Features which are excluded from protection under section 213(3) are disregarded when considering infringement under section 226, the judge confirmed. Such features are not afforded design right protection.
However, features which are commonplace are not disregarded: infringement is assessed by reference to the whole design, including any commonplace features. The judge reasoned that s.213(4) applies to the whole design: individual features are important only if they are sufficiently significant to render the design as a whole commonplace. If not, commonplace features alone do not lose their design right protection. As a logical consequence, the judge must then, when considering infringement, compare the defendant’s article to the claimant’s design as a whole, including any commonplace features.

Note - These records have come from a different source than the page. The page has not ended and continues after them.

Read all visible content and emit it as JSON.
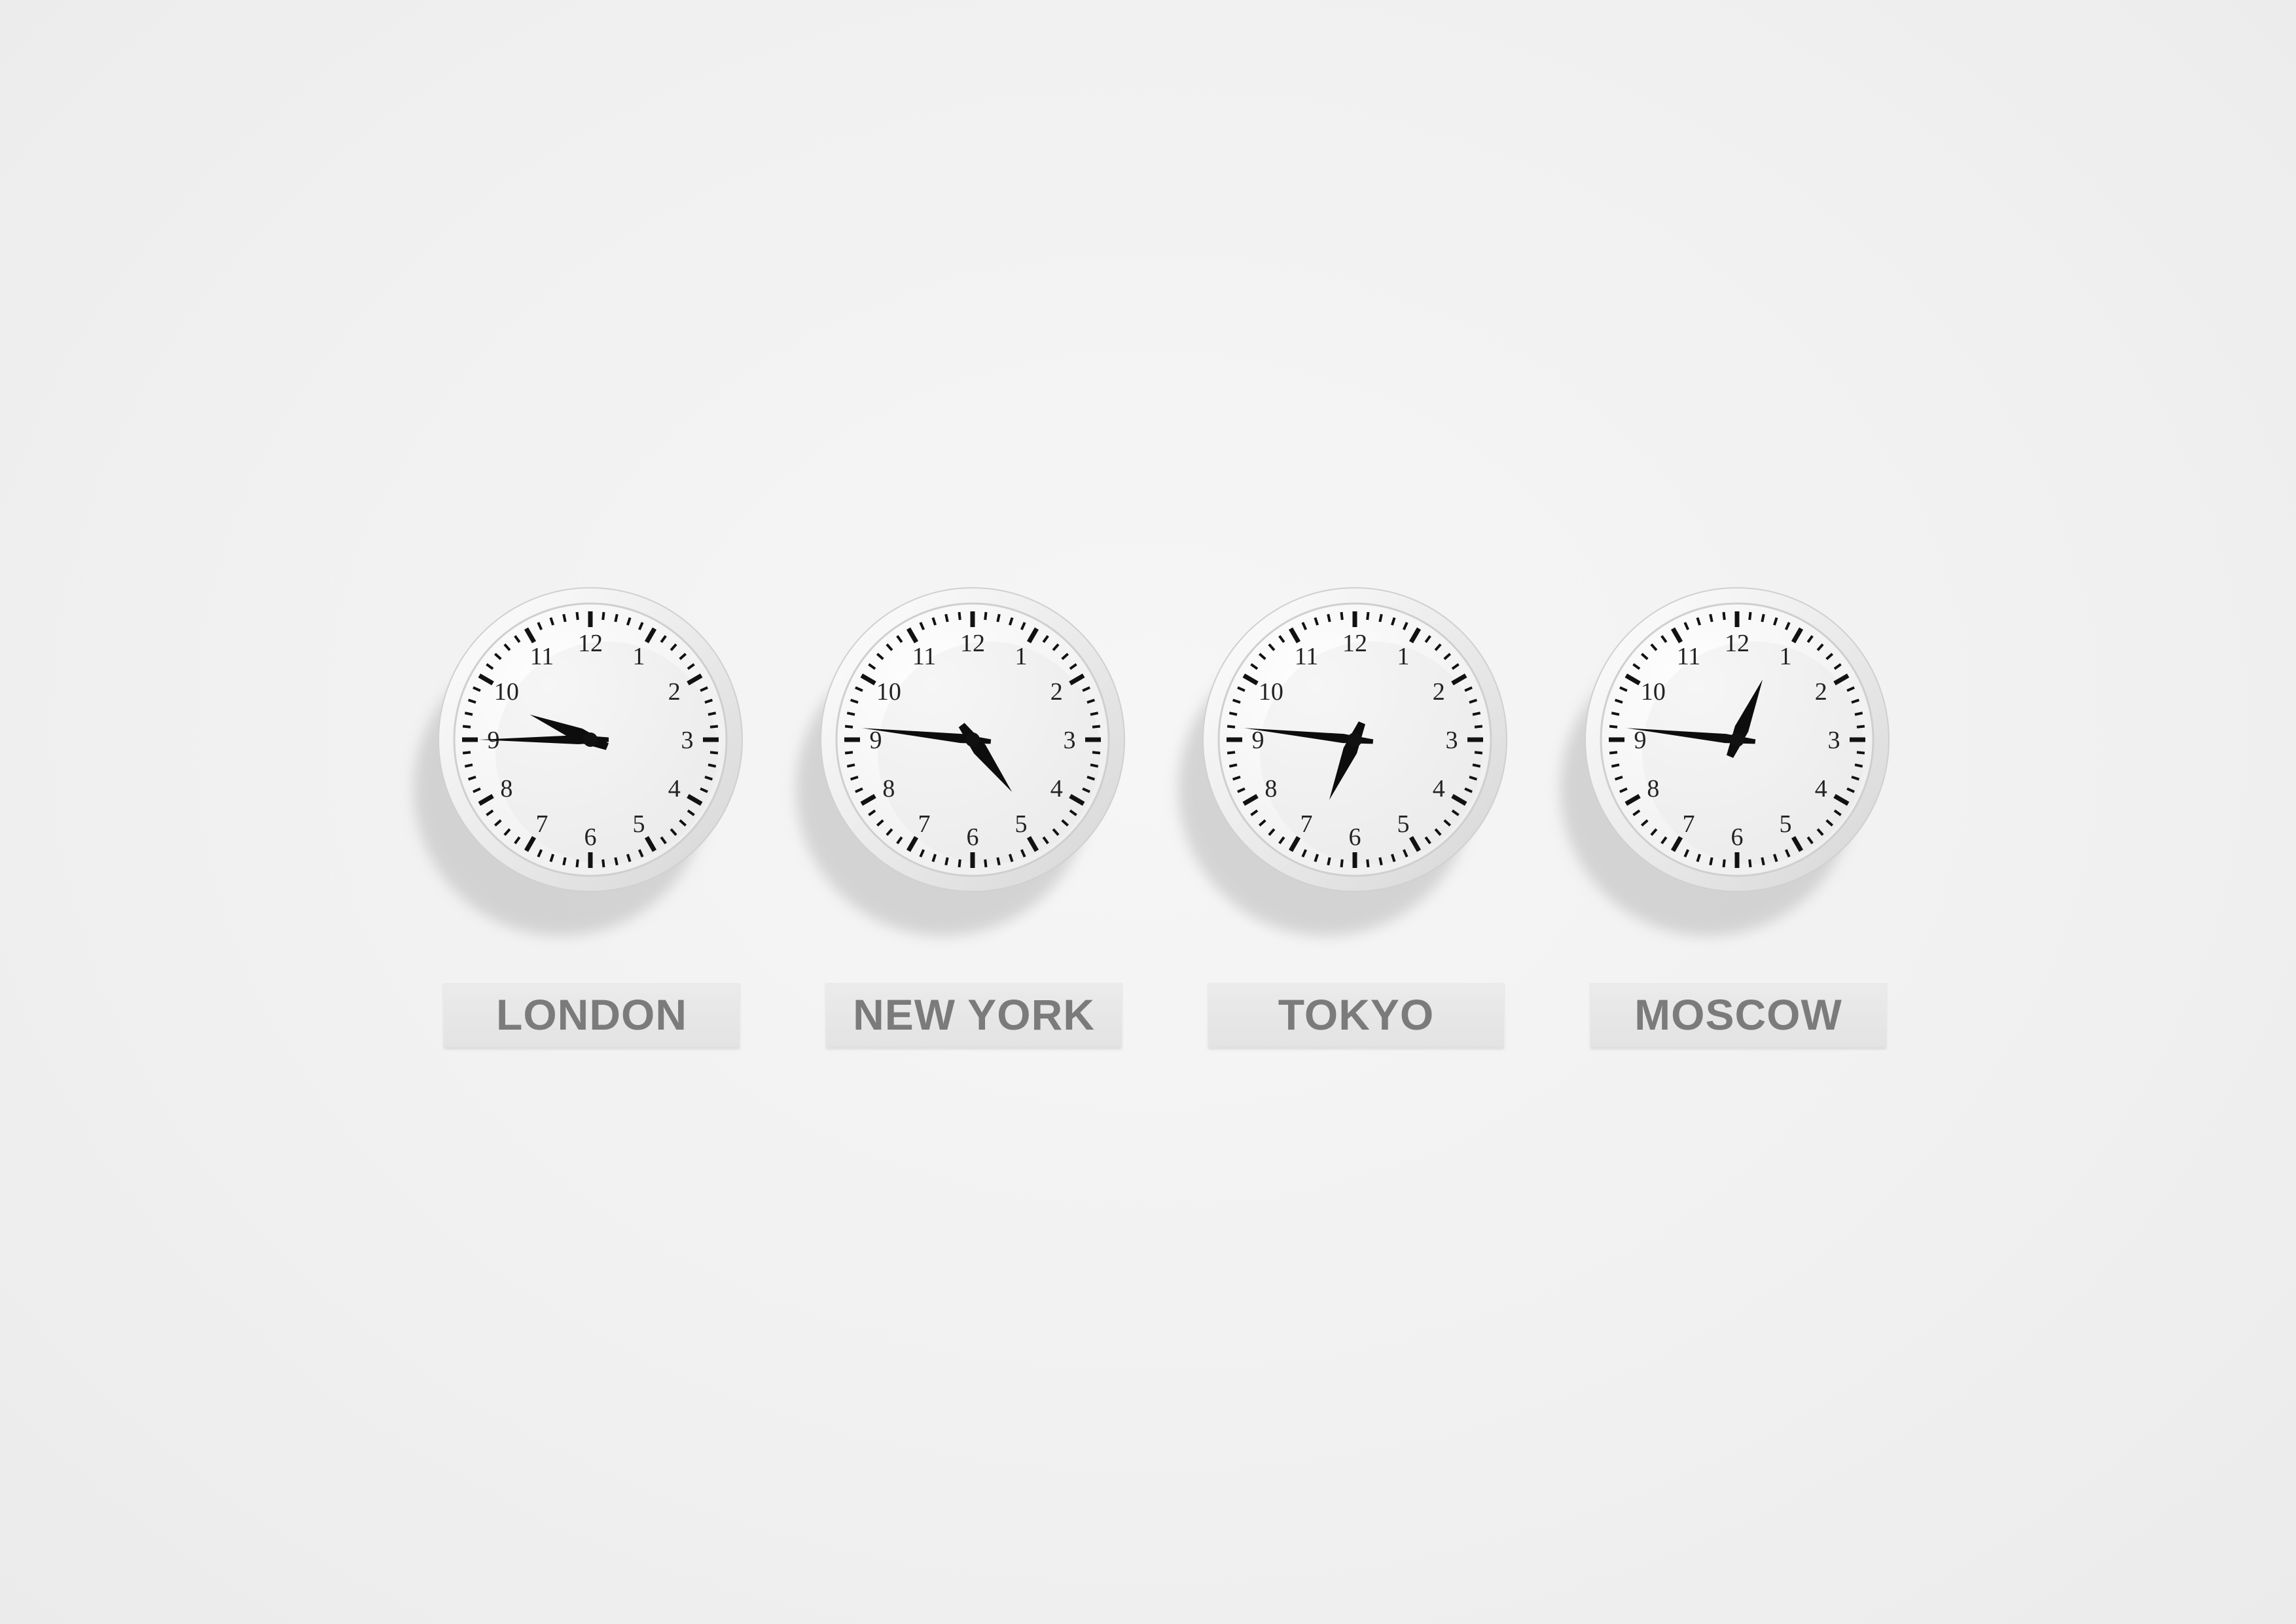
{
  "clocks": [
    {
      "city": "LONDON",
      "hour": 9,
      "minute": 45
    },
    {
      "city": "NEW YORK",
      "hour": 4,
      "minute": 46
    },
    {
      "city": "TOKYO",
      "hour": 6,
      "minute": 46
    },
    {
      "city": "MOSCOW",
      "hour": 12,
      "minute": 46
    }
  ],
  "dial_numbers": [
    "12",
    "1",
    "2",
    "3",
    "4",
    "5",
    "6",
    "7",
    "8",
    "9",
    "10",
    "11"
  ]
}
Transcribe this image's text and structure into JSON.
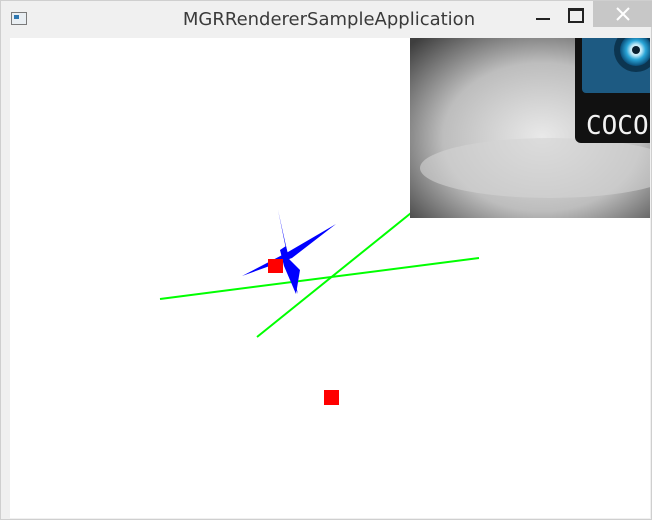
{
  "window": {
    "title": "MGRRendererSampleApplication"
  },
  "icons": {
    "app": "application-icon",
    "minimize": "minimize-icon",
    "maximize": "maximize-icon",
    "close": "close-icon"
  },
  "scene": {
    "sprite_text": "COCOS",
    "colors": {
      "line": "#00ff00",
      "point": "#ff0000",
      "shape": "#0000ff"
    }
  }
}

The judge recognised the difficulty of this approach, hence his emphasising the importance of clear pleadings (are you enforcing your rights in part or whole of an article?) and working from a list of significant features of a design.
The defendant’s design document referred constantly (and only) to the claimant’s lockers and “duplicat[ing]” certain features. This left Hacon J in no doubt that the defendant had copied the claimant’s design. The defendant failed to achieve the “uphill climb” to show that their design was not made exactly or substantially the same as the claimant’s, save for their locker’s interior.

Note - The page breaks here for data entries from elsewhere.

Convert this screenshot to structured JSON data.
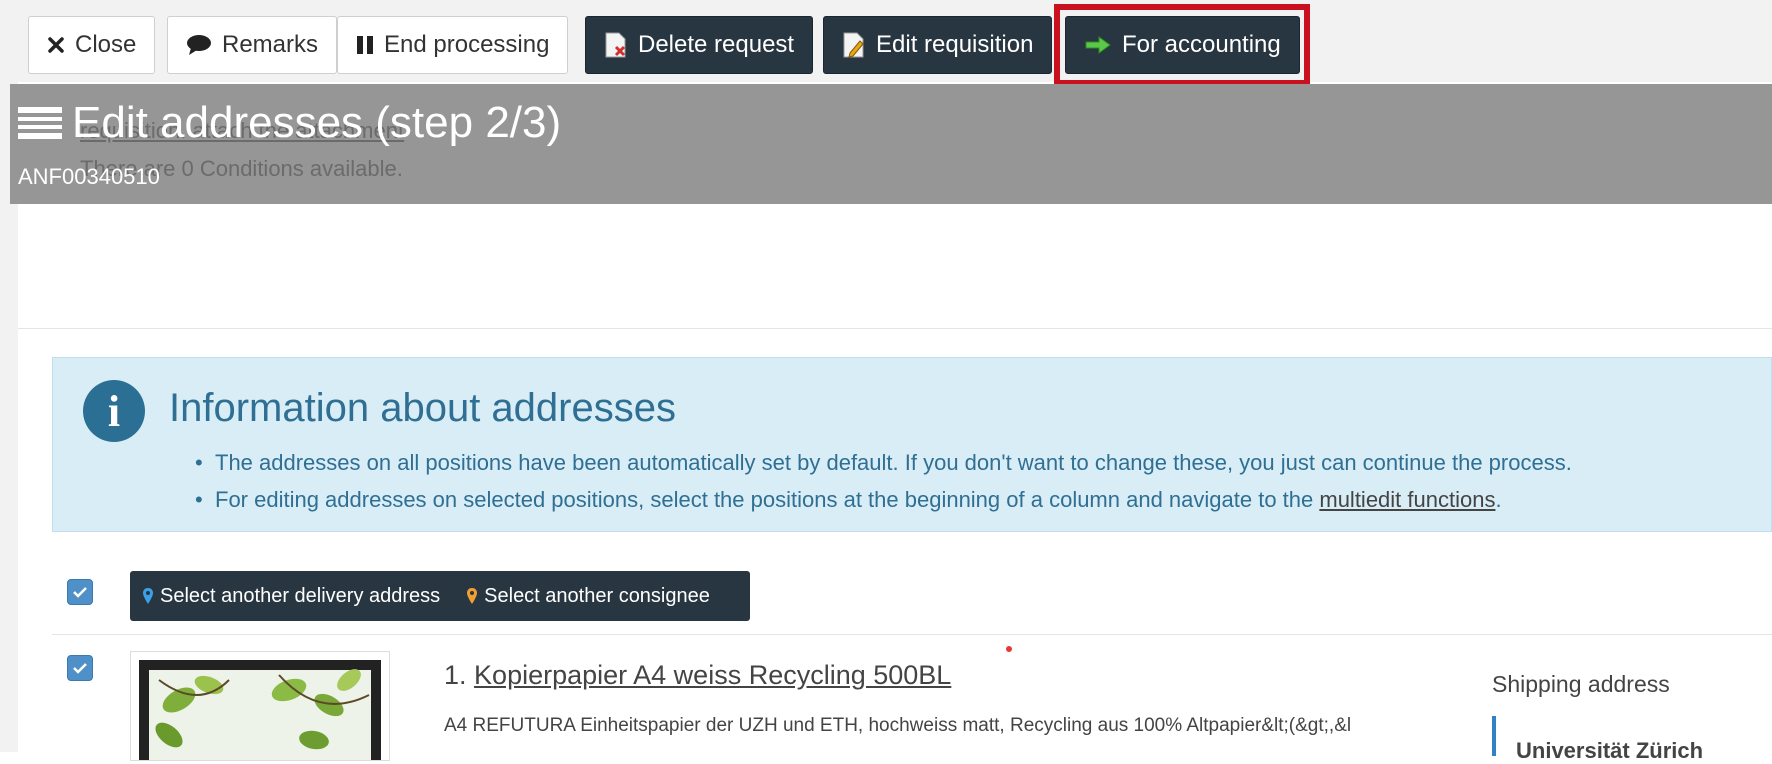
{
  "toolbar": {
    "close_label": "Close",
    "remarks_label": "Remarks",
    "end_processing_label": "End processing",
    "delete_request_label": "Delete request",
    "edit_requisition_label": "Edit requisition",
    "for_accounting_label": "For accounting"
  },
  "header": {
    "title": "Edit addresses (step 2/3)",
    "subtitle": "ANF00340510",
    "behind_text_1": "requisition. attach the attachment",
    "behind_text_2": "There are 0 Conditions available."
  },
  "info_box": {
    "title": "Information about addresses",
    "bullet_1": "The addresses on all positions have been automatically set by default. If you don't want to change these, you just can continue the process.",
    "bullet_2_prefix": "For editing addresses on selected positions, select the positions at the beginning of a column and navigate to the ",
    "bullet_2_link": "multiedit functions",
    "bullet_2_suffix": "."
  },
  "selection_bar": {
    "delivery_label": "Select another delivery address",
    "consignee_label": "Select another consignee"
  },
  "product": {
    "index": "1.",
    "name": "Kopierpapier A4 weiss Recycling 500BL",
    "description": "A4 REFUTURA Einheitspapier der UZH und ETH, hochweiss matt, Recycling aus 100% Altpapier&lt;(&gt;,&l",
    "shipping_label": "Shipping address",
    "shipping_line_1": "Universität Zürich"
  },
  "colors": {
    "dark_button": "#283642",
    "highlight": "#c8101e",
    "info_bg": "#d9edf7",
    "info_text": "#2f6f93",
    "checkbox": "#4f90c8",
    "delivery_pin": "#3aa0e8",
    "consignee_pin": "#f0a030"
  }
}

Hacon J also provided advice on how to best plead one’s case, recommending that the claimant lays out the significant features of their design and which of these the defendant’s article allegedly infringes. If helpful, the claimant could also provide a labelled diagram to locate each significant feature. The defendant can use the list (which need not be agreed) to identify its arguments in relation to each feature.
The judge has set out remarkably useful guidance for practitioners on the practical way of progressing a UDR case, as well as a structured approach to the legal assessment. Undoubtedly the future of UDR cases, not just in the IPEC, will involve the creation of a list of significant features to focus the dispute.
The Judge’s approach to assessing the claim is also important to understand. If a feature of a design fails section 213(3) (e.g. for breaching the ‘must fit’ exclusion’) then it is disregarded when assessing infringement. However, a feature that is commonplace in a design (where the design as a whole is not commonplace) is not disregarded.
This adherence to, and deduction from, the strict wording of the statute ought not to overextend protection. If the design (of either whole or part of an article) is commonplace (as opposed to a feature of the design being so) then there is no design right to infringe. Where there are commonplace features of a non-commonplace design, the infringing design will still need to be exactly or substantially identical to the claimant’s whole design to infringe. It perhaps only emphasises the importance of carefully pleading the significant features of the design that they may be considered appropriately under section 213(4).